GRAFTON — A new Midview Schools teachers contract was unanimously approved Monday by school board members.
Superintendent Scott Goggin told board members the contract will save the 3,200-student district at least $1 million by 2017. Much of the savings come from health care concessions by the approximately 200-member Midview Education Association.
Contributions increase 12.8 percent for the single plan and 30 percent for the family plan. There are 7.5 percent increases in 2014 for both plans.
The three-year pact includes a base pay wage freeze in the first year followed by 1.6 percent and 1 percent raises. The contract also includes pay increases based on academic credentials and experience — known as step increases — according to Superintendent Scott Goggin. About 60 percent of teachers will receive step increases in the 2015-16 school year.

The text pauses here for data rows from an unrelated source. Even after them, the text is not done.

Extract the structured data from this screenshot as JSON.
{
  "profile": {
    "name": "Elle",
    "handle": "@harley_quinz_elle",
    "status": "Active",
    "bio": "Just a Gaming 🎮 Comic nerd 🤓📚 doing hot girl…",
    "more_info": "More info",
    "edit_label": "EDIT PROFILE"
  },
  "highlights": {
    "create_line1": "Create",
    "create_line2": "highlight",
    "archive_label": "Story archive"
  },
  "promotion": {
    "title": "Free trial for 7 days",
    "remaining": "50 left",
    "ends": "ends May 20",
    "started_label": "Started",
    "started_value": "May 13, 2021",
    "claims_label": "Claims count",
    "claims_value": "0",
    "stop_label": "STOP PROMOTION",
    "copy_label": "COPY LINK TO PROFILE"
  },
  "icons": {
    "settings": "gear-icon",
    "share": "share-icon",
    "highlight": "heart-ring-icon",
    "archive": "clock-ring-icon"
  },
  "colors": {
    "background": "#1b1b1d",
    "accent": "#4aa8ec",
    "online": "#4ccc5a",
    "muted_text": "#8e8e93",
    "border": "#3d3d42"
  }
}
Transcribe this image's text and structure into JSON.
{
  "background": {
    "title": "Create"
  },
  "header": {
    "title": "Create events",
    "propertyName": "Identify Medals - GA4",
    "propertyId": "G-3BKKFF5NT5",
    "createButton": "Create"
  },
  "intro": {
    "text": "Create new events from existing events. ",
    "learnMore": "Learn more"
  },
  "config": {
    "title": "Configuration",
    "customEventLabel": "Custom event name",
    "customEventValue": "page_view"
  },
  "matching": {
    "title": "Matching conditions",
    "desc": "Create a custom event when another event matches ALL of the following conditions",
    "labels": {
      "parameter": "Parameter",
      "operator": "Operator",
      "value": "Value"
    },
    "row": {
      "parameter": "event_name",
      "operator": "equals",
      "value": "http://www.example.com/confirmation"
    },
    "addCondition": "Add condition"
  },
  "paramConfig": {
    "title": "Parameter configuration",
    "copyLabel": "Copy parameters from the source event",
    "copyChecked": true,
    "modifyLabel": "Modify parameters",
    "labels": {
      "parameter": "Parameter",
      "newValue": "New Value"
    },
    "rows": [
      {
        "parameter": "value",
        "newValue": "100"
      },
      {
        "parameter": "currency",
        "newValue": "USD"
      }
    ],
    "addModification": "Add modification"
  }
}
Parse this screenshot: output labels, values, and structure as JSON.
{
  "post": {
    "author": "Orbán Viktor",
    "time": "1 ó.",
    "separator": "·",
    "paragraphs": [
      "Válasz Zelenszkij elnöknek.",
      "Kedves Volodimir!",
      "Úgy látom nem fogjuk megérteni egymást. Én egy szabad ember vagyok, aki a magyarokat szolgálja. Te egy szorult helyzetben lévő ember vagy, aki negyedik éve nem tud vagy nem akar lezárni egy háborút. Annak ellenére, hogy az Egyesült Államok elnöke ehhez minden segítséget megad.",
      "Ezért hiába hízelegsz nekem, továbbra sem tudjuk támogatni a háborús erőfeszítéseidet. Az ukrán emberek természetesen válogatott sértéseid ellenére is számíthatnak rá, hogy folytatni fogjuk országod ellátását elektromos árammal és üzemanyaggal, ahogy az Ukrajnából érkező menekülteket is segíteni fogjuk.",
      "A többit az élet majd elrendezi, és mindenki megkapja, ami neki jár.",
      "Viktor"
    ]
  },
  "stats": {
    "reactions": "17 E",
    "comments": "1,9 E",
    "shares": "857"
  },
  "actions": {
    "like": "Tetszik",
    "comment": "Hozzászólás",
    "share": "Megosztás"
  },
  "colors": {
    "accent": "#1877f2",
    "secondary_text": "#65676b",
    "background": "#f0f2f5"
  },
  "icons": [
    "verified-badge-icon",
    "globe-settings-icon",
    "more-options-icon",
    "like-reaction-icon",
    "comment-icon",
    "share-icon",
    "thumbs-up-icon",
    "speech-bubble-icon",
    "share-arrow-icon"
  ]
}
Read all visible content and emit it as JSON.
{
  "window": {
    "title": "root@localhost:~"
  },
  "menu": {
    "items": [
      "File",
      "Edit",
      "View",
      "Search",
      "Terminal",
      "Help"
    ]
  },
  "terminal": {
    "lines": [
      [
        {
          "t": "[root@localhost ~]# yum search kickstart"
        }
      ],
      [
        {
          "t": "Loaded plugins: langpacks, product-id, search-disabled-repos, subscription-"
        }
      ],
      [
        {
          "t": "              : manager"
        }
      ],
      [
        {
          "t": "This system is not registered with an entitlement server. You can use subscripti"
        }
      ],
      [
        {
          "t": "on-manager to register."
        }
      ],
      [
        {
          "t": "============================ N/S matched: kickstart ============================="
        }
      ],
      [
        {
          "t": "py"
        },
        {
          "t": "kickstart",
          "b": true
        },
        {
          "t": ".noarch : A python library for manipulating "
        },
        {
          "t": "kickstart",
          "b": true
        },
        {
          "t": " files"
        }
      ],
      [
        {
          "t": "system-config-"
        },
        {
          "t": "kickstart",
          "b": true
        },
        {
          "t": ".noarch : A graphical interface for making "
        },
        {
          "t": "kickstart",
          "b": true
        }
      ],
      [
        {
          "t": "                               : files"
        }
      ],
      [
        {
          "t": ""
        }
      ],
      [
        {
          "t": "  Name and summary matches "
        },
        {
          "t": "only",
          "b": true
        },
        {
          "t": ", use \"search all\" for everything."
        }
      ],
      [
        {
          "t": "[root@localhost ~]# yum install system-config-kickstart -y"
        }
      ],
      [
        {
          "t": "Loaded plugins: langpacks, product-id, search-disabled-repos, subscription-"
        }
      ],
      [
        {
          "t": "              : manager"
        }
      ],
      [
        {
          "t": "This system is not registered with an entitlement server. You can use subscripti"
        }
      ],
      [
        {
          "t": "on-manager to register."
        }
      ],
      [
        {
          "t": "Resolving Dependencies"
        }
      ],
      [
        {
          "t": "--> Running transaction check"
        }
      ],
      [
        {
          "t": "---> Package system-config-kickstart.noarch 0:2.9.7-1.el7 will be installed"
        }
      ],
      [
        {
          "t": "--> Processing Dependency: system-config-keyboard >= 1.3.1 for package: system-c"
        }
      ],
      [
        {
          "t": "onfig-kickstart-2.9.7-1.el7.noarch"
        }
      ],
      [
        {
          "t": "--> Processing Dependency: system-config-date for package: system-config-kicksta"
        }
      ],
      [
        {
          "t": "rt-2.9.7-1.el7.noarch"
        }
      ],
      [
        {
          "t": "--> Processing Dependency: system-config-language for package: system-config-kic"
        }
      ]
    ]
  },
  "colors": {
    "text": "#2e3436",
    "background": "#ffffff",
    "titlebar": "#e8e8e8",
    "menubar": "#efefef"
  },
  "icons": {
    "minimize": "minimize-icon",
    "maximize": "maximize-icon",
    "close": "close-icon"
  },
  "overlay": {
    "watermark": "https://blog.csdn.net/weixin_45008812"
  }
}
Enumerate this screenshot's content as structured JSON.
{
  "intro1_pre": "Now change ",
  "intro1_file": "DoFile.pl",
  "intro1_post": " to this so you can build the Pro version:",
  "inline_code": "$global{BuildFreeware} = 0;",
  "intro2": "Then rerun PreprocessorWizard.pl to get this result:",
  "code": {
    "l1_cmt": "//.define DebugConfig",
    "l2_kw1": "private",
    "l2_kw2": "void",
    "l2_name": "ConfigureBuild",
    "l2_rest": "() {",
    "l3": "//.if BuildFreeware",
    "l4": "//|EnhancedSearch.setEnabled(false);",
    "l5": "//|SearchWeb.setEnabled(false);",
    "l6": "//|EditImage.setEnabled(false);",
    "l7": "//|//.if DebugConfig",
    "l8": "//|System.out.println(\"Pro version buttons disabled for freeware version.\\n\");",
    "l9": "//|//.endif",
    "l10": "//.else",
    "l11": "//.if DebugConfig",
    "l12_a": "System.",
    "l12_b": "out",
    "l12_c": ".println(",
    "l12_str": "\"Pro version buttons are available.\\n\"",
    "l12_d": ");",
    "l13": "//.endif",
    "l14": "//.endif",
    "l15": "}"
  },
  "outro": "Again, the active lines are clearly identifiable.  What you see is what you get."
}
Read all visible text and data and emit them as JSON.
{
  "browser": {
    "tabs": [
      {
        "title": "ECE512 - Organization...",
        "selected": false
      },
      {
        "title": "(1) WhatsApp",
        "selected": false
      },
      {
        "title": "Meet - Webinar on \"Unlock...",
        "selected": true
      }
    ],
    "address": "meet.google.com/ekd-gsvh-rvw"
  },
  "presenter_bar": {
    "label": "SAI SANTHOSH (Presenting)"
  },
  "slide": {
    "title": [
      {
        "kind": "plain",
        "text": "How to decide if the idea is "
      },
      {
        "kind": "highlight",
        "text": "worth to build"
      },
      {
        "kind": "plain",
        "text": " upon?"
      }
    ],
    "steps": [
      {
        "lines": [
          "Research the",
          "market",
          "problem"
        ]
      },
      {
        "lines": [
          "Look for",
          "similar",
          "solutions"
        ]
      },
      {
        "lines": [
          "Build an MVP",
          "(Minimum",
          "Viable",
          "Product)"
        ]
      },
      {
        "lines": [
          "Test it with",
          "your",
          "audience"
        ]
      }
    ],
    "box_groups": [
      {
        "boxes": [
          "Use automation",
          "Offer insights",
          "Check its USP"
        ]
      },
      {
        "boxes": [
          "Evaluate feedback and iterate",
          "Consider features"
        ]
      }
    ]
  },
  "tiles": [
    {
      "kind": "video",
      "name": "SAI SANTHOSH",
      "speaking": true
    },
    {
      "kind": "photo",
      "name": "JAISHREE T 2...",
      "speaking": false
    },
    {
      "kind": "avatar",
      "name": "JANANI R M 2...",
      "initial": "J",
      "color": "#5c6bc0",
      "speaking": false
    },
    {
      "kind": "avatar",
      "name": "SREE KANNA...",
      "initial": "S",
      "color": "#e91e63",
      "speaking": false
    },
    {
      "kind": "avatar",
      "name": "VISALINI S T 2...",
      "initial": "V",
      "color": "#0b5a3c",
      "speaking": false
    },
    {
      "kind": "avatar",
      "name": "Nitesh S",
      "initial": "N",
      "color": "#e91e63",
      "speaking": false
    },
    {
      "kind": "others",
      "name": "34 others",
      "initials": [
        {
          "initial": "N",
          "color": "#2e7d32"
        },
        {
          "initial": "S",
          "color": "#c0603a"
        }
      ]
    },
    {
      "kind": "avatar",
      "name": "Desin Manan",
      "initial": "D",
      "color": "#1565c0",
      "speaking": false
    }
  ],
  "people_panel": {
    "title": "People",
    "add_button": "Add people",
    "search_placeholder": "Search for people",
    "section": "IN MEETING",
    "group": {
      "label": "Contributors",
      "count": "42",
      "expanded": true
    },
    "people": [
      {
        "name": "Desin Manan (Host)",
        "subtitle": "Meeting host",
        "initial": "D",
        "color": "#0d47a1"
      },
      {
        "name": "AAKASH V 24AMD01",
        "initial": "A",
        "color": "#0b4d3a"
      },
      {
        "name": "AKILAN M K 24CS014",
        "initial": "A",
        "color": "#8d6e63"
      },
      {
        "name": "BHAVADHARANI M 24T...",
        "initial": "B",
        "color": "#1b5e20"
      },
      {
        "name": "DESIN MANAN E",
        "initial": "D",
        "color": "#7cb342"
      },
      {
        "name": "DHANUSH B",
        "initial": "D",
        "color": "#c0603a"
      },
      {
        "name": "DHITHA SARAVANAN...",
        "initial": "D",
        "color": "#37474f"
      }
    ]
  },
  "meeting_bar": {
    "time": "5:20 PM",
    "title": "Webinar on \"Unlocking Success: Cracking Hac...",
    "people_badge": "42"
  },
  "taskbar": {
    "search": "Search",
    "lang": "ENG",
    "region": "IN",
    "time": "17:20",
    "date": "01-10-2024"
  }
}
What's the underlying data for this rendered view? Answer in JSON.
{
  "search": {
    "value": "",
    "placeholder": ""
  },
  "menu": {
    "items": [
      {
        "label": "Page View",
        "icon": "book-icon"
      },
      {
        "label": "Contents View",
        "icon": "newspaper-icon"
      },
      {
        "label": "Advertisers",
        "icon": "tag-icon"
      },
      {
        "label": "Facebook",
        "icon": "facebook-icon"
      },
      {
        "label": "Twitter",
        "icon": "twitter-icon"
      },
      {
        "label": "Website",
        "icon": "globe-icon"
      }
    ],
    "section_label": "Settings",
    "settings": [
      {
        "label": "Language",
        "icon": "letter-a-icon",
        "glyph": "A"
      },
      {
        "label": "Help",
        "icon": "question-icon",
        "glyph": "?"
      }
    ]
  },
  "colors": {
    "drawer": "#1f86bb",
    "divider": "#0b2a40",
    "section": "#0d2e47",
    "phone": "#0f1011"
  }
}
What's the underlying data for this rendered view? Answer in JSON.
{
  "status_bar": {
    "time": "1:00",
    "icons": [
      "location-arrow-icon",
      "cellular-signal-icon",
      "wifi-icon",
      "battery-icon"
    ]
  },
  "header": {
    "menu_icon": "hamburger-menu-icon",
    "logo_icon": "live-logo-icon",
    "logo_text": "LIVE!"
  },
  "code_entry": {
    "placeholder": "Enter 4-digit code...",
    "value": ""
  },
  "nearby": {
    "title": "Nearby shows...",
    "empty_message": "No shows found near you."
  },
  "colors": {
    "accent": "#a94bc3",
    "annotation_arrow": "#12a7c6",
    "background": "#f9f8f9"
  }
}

The contract also includes a new step category beginning this school year for teachers with 30 or more years of experience, affecting about six teachers next year. The increases will cost an additional $5,305 in 2014 and $6,929 in 2015, according to Treasurer Nicole Spriggs.
Goggin said he didn’t know what the cost of the overall step increases will be over the life of the contract because the increases will be renegotiated in 2015. He told board members the increases need to be more consistent.
“Things have been tweaked throughout the years and it needs a full overhaul,” Goggin said.
Besides steps, health insurance and the teacher layoff policy will be renegotiated. Goggin said health insurance needs to be renegotiated because of the uncertain effect of upcoming ObamaCare-related changes.
The contract was ratified by the association members on Sept. 10, according to Goggin, who said he didn’t know the vote tally. Mary Duffy, association president, couldn’t be reached for comment Monday.
In a news release, Duffy said teachers appreciated voters in February passing a 10-year, 9.75-mill property tax levy that will raise $4.6 million annually and cost the owner of a $100,000 home nearly $300 more annually.
“This contract is a reflection of that appreciation,” Duffy said.
Midview — which has an approximately $34 million annual budget and about 340 employees — was planning to cut 53 positions and go to minimum standards to erase a $2.3 million deficit after a November levy failed.
Goggin, promoted to superintendent in August, said he was appreciative of the teachers’ concessions given the levy passage.
“They realized that we needed to work together to really help Midview become financially stable,” he said. “It was actually a process that I’m really proud to be a part of.”